Il callo e la mente

«Se la salute mi ride e la serenità di un bella giornata, eccomi amabile; se ho un callo che mi fa dolere l’alluce, eccomi corrucciato, stizzoso e intrattabile», così scriveva il filosofo Michel de Montaigne nel Cinquecento.

Perché Michel, nella biblioteca del suo castello vicino a Bordeaux, capiva benissimo che si può filosofeggiare quanto si vuole, ma nulla si può contro il dolore di un callo al piede, finché non si toglie. E ci metteva di fronte al nostro totem ossia il nostro corpo, la nostra materia: la mente può essere intelligenza, ironia, dignità, sapienza, ma nulla può contro il corpo che invecchia, soffre, pulsa, con il doloretto insidioso o l’occhio di pernice sul mignolo del piede. Noi spesso ci dimentichiamo della corporeità, eternamente giovani ed efficienti, anche se con una dimensione migliore di quella dei tempi di Montaigne, quando a quarant’anni si era vecchi e con un piede nella fossa.

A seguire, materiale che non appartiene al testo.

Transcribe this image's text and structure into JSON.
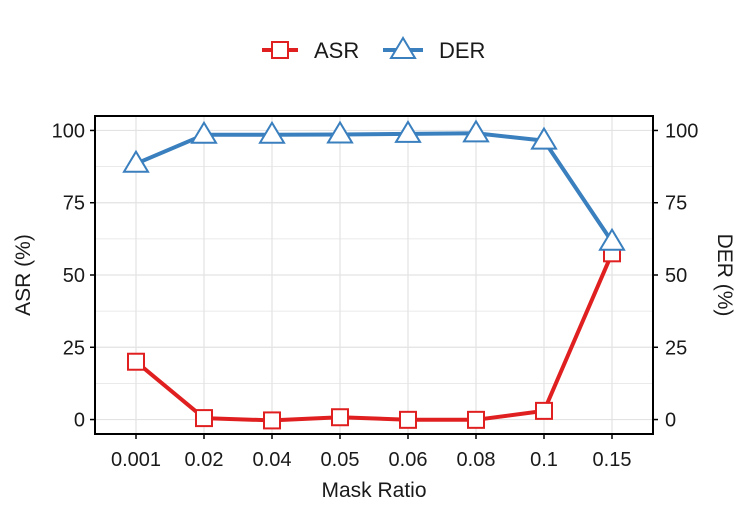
{
  "colors": {
    "asr": "#e02020",
    "der": "#3a7fbe",
    "grid": "#e3e3e3",
    "axis": "#000000"
  },
  "chart_data": {
    "type": "line",
    "categories": [
      "0.001",
      "0.02",
      "0.04",
      "0.05",
      "0.06",
      "0.08",
      "0.1",
      "0.15"
    ],
    "xlabel": "Mask Ratio",
    "ylabel": "ASR (%)",
    "ylabel_right": "DER (%)",
    "ylim": [
      -5,
      105
    ],
    "yticks": [
      "0",
      "25",
      "50",
      "75",
      "100"
    ],
    "grid": true,
    "legend_position": "top-center",
    "series": [
      {
        "name": "ASR",
        "axis": "left",
        "marker": "square",
        "color": "#e02020",
        "values": [
          20,
          0.5,
          -0.3,
          0.8,
          -0.1,
          -0.1,
          3,
          57.5
        ]
      },
      {
        "name": "DER",
        "axis": "right",
        "marker": "triangle",
        "color": "#3a7fbe",
        "values": [
          88.5,
          98.5,
          98.5,
          98.6,
          98.8,
          99,
          96.5,
          61.5
        ]
      }
    ]
  }
}
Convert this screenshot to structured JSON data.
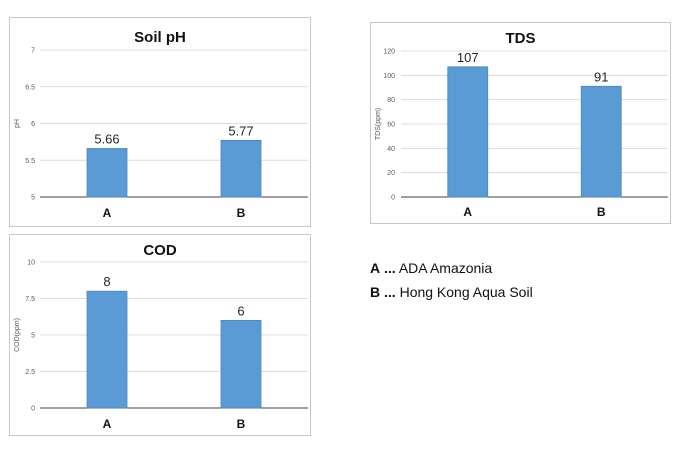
{
  "chart_data": [
    {
      "id": "ph",
      "type": "bar",
      "title": "Soil pH",
      "ylabel": "pH",
      "categories": [
        "A",
        "B"
      ],
      "values": [
        5.66,
        5.77
      ],
      "value_labels": [
        "5.66",
        "5.77"
      ],
      "ylim": [
        5,
        7
      ],
      "yticks": [
        5,
        5.5,
        6,
        6.5,
        7
      ],
      "ytick_labels": [
        "5",
        "5.5",
        "6",
        "6.5",
        "7"
      ],
      "grid": true,
      "bar_color": "#5b9bd5"
    },
    {
      "id": "tds",
      "type": "bar",
      "title": "TDS",
      "ylabel": "TDS(ppm)",
      "categories": [
        "A",
        "B"
      ],
      "values": [
        107,
        91
      ],
      "value_labels": [
        "107",
        "91"
      ],
      "ylim": [
        0,
        120
      ],
      "yticks": [
        0,
        20,
        40,
        60,
        80,
        100,
        120
      ],
      "ytick_labels": [
        "0",
        "20",
        "40",
        "60",
        "80",
        "100",
        "120"
      ],
      "grid": true,
      "bar_color": "#5b9bd5"
    },
    {
      "id": "cod",
      "type": "bar",
      "title": "COD",
      "ylabel": "COD(ppm)",
      "categories": [
        "A",
        "B"
      ],
      "values": [
        8,
        6
      ],
      "value_labels": [
        "8",
        "6"
      ],
      "ylim": [
        0,
        10
      ],
      "yticks": [
        0,
        2.5,
        5,
        7.5,
        10
      ],
      "ytick_labels": [
        "0",
        "2.5",
        "5",
        "7.5",
        "10"
      ],
      "grid": true,
      "bar_color": "#5b9bd5"
    }
  ],
  "legend": [
    {
      "key": "A",
      "sep": "...",
      "text": "ADA Amazonia"
    },
    {
      "key": "B",
      "sep": "...",
      "text": "Hong Kong Aqua Soil"
    }
  ]
}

Anche lo spessore dei sensi era diverso. Vogliamo parlare dell’olfatto? Una società, fino a pochi decenni fa, non ancora nell’era dei saponi liquidi e dei deodoranti spray, nella quale i corpi emanavano “odori” animali, come ci ricorda il visionario romanzo di Patrick Süskind Il profumo con quell’incipit vorticoso di odori corporei: «Il contadino puzzava come il prete, l’apprendista come la moglie del maestro, puzzava tutta la nobiltà, perfino il re puzzava, puzzava come un animale feroce, e la regina come una vecchia capra, sia d’estate sia d’inverno. Infatti nel diciottesimo secolo non era stato ancora posto alcun limite all’azione disgregante dei batteri; e così non v’era attività umana, sia costruttiva sia distruttiva, o manifestazione di vita in ascesa o in declino, che non fosse accompagnata dal puzzo».

Se la corporeità olfattiva l’abbiamo superata a forza di saponi e spray, difficilmente la mente riesce ad annullare la corporeità. Anche Platone si sedeva sul suo rudimentale “gabinetto” e  questo ce lo rende più umano. Infatti, scriveva ancora Montaigne, «gli organi che servono a  scaricare il ventre hanno le loro proprie dilatazioni e contrazioni, oltre e contro il nostro volere». Hai voglia a filosofare, alla contrazione non si sfugge.

La stessa cosa era l’impulso sessuale, represso da secoli di morale religiosa e non: per secoli era stato considerato peccato tutto quello che non fosse pura procreazione (e anche in questo caso per dare un’anima a Dio). Quando ne La Mandragola frate Timoteo, il frate truffaldino, vuole convincere la virtuosa Lucrezia a “giacere” con uno sconosciuto, le dice che se fosse rimasta incinta avrebbe dato un’anima a Dio e quindi non avrebbe peccato. Tutto il resto era da reprimere, a tutti i costi, con l’acqua fredda e impacchi di aceto. E quando finalmente succedeva subentrava, per il maschio, l’ansia da prestazione, il non accettare la propria corporeità con pregi e difetti. Gli amanti, scrive ancora il nostro filosofo Montaigne, «avendo tutto il tempo a loro disposizione, non devono affrettare la loro impresa né tentarla se non sono pronti. Piuttosto che cadere in una perpetua miseria, per essere rimasti sgomenti e disperati del primo fallimento, attendere l’una o l’altra occasione meno agitata». Ecco che il tormento, l’indecisione e il “fallimento” vengono svuotati del loro significato negativo e diventano gestione del proprio corpo.

In fondo qual è il nostro difetto maggiore? «La più bestiale delle nostre malattie è disprezzare il nostro essere». Parola di Montaigne.